A child is not an adult.  Even if we ignore recent research that concludes human brain development continues well into our 20s, there is long-held support that teenage brains are developing throughout adolescence.

And yet…

When a crime is committed – particularly a horrifically violent crime – district attorneys seem hell-bent on charging children as adults.  Alex Hribal, the 16 year-old knife-wielding student who attacked classmates and a security guard at a Pennsylvania high school last week, has been charged as an adult with four counts of attempted murder and 21 counts of aggravated assault.

But a 16 year-old is not an adult, and pressing charges as an adult does not change this fact.  We don’t yet live in some Orwellian world in which two plus two equals five.  Calling a child an adult does not – in fact – transform the child into an adult.

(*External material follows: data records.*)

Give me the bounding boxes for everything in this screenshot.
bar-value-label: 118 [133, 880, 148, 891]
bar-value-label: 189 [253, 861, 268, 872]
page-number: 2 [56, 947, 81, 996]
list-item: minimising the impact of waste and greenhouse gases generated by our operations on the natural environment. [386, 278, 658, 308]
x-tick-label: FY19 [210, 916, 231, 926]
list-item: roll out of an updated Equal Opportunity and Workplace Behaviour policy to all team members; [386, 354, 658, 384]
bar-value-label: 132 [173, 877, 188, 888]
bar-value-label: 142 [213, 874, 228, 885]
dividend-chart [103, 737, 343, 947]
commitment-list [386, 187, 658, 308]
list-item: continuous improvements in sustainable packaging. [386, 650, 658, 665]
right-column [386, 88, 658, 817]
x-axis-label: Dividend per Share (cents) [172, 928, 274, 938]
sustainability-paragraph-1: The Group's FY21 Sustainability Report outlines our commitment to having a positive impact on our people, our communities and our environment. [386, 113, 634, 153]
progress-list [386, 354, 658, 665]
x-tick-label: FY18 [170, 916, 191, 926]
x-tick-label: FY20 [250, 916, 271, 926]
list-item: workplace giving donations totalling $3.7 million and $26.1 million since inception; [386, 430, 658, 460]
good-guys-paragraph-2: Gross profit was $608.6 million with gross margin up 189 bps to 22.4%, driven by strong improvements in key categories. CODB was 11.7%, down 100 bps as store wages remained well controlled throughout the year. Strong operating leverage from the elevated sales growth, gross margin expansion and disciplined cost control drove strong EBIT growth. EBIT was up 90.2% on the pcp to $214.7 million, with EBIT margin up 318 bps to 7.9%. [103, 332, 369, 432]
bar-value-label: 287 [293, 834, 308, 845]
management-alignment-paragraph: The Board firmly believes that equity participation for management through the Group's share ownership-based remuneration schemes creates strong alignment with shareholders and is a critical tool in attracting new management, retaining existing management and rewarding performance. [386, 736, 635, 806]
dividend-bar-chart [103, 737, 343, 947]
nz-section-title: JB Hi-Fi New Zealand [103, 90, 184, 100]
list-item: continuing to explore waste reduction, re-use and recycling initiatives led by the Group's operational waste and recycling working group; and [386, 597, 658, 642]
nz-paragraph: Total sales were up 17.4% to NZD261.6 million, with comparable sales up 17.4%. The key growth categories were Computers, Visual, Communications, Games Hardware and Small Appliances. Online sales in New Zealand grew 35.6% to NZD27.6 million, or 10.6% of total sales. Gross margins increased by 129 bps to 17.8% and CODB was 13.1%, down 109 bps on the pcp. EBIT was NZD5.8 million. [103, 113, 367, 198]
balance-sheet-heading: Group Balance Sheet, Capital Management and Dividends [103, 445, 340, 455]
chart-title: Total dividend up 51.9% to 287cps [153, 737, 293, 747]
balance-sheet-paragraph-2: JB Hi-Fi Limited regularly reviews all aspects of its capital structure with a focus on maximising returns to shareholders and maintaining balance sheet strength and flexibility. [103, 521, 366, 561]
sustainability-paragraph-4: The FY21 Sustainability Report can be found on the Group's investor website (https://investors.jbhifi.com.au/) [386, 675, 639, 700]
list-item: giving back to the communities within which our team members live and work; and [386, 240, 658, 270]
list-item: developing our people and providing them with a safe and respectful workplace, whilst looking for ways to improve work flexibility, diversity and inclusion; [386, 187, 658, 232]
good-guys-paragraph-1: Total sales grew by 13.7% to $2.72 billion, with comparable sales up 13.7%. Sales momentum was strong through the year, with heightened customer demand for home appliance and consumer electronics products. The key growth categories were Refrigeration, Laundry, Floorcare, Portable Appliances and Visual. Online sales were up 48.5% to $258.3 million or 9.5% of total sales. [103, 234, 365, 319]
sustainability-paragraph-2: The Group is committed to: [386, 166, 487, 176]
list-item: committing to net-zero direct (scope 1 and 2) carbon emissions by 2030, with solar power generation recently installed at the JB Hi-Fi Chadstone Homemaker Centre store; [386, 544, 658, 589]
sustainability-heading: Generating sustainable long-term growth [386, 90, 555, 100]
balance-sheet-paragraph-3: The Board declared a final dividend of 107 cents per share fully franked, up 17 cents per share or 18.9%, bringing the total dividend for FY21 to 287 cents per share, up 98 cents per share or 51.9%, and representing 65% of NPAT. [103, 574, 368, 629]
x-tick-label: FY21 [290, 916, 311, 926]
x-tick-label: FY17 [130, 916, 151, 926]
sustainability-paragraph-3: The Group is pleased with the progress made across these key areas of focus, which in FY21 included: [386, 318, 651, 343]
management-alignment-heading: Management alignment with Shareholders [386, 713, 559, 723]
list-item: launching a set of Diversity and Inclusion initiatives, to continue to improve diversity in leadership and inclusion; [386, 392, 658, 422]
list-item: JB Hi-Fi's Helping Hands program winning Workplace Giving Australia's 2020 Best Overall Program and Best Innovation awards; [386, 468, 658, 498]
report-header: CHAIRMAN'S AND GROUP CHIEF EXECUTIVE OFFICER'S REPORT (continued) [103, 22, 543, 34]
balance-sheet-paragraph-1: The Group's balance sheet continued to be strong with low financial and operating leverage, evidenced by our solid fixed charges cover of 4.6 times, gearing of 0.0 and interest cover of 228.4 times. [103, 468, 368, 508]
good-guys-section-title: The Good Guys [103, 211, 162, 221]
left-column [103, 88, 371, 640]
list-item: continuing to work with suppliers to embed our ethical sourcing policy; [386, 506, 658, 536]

The idea behind the propensity to charge violent teens as adults is presumably to ensure that the perpetrator of the crime doesn’t get off easy, the way he might in a juvenile court.  Sometimes this gets taken to extremes that most would find preposterous: in 2011, a 12-year old in Florida was charged as an adult for murder (a plea deal was reached last year that will keep him in a juvenile facility until he’s 19 years old).

If the concern is that juvenile courts are too lenient on violent offenders, then it would seem that juvenile courts need to change, but as this is probably a monumental task, prosecutors take the easy way out by - in effect - changing the definition of an adult.  But if a 16 year-old truly has the faculties of an adult, then you can't change the definition simply to suit your own needs: you have to go all the way.  A 16 year-old should then be able to smoke, drink, defend his country, participate as a juror, vote, create contracts, live independently of parental control, sue and make a will.

Would you like to stand trial before a jury of twelve 16-year-olds?  How about appear in court against a lawsuit filed by a 16 year-old? 

I thought not. 

Perhaps then, we shouldn’t be so quick to raise the ante by zealously charging a child whose brain is still wiring itself.  It could be argued that the age that defines adulthood is somewhat arbitrary and that some leeway should be given to prosecutors to determine whether or not a child has matured to the extent required to be considered an adult.  But that’s not how the courts work in any other circumstance.  One cannot stand before a judge and argue that he should be allowed to smoke as a 16 year-old because he’s more mature than his peers.

If the goal is to ensure that a lengthy sentence be achieved, then why stop at charging Alex Hribal as an adult? Why not charge him as a black man?  That ought to put him away for a long time. According to one study, black men serve jail sentences that are twenty percent longer than white men for the same crime.

But black is not white.  Adults are not children.  Two plus two does not equal five.